Recently, someone asked me if I was excited about Christmas. Honestly, the question caught me off guard. Upon some introspection, I realized I wasn’t particularly excited, nor was I sad. As the French would say, I was in a state of “ça m’est égal” – indifferent.
Here’s why. I didn’t grow up with the traditional Santa Claus and Christmas festivities. For us, Dec 25th and 26th were regular working days. We “waited” for Moș Gerilă (The Frost Man), who “arrived” on Dec 31st. My family bought a tree just a day before, and my brother and I picked up our gifts from under the tree the next morning.
I eagerly anticipated the day of Dec 31st into my final years of university, even though the magic of Moș Gerilă was short lived for me. It’s still amusing to hear my mom telling the story when, at the age of three, I saw my father’s pajama pants coming out his Moș Gerilă outfit and excitedly screamed, “That’s dad, I can see his pajama pants!”
Like I said, for me the real fun was on the day of Dec 31st.
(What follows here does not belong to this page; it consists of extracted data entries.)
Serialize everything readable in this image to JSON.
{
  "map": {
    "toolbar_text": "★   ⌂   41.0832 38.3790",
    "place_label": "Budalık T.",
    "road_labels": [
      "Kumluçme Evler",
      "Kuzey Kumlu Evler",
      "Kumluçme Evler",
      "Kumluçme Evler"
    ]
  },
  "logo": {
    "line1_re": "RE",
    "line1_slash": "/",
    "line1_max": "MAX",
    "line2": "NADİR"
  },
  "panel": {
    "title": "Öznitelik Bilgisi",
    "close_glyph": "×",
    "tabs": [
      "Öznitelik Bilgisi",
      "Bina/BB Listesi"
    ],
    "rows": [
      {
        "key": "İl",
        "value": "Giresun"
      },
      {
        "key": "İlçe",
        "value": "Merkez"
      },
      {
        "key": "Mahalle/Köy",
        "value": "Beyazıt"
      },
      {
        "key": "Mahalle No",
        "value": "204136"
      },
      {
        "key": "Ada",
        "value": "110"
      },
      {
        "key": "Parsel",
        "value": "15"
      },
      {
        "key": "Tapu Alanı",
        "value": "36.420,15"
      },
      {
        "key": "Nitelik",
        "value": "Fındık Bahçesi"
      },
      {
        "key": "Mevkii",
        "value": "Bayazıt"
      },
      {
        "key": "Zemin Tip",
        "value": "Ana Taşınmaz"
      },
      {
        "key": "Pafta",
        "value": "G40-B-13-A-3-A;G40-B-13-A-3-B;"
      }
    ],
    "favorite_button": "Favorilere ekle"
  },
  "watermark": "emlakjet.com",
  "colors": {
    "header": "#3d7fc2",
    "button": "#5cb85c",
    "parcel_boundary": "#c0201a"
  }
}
I received my gifts in the morning, had brunch (or rather an all-day feast) with my parents and brother and spent the New Year’s Eve with my brother, after watching our parents dress up and leave the house to celebrate the New Year’s Eve at the Army Ball. And as we grew older, we eventually ventured out to party and celebrate the New Year’s Eve with our friends.
You might say, “Yes, Ella, but that was a long time ago. What has happened since?” A lot has transpired since – so much that, looking back, I feel like I’ve lived quite a few lives. And, throughout the myriad chapters of my life, I found myself getting excited during this time of the year when someone close to me was excited and feeling down when they were down.
With all that being said, this year I’m cherishing my past memories and excited for the new ones to come – while imagining everyone happy and celebrating this time of the year with their loved ones!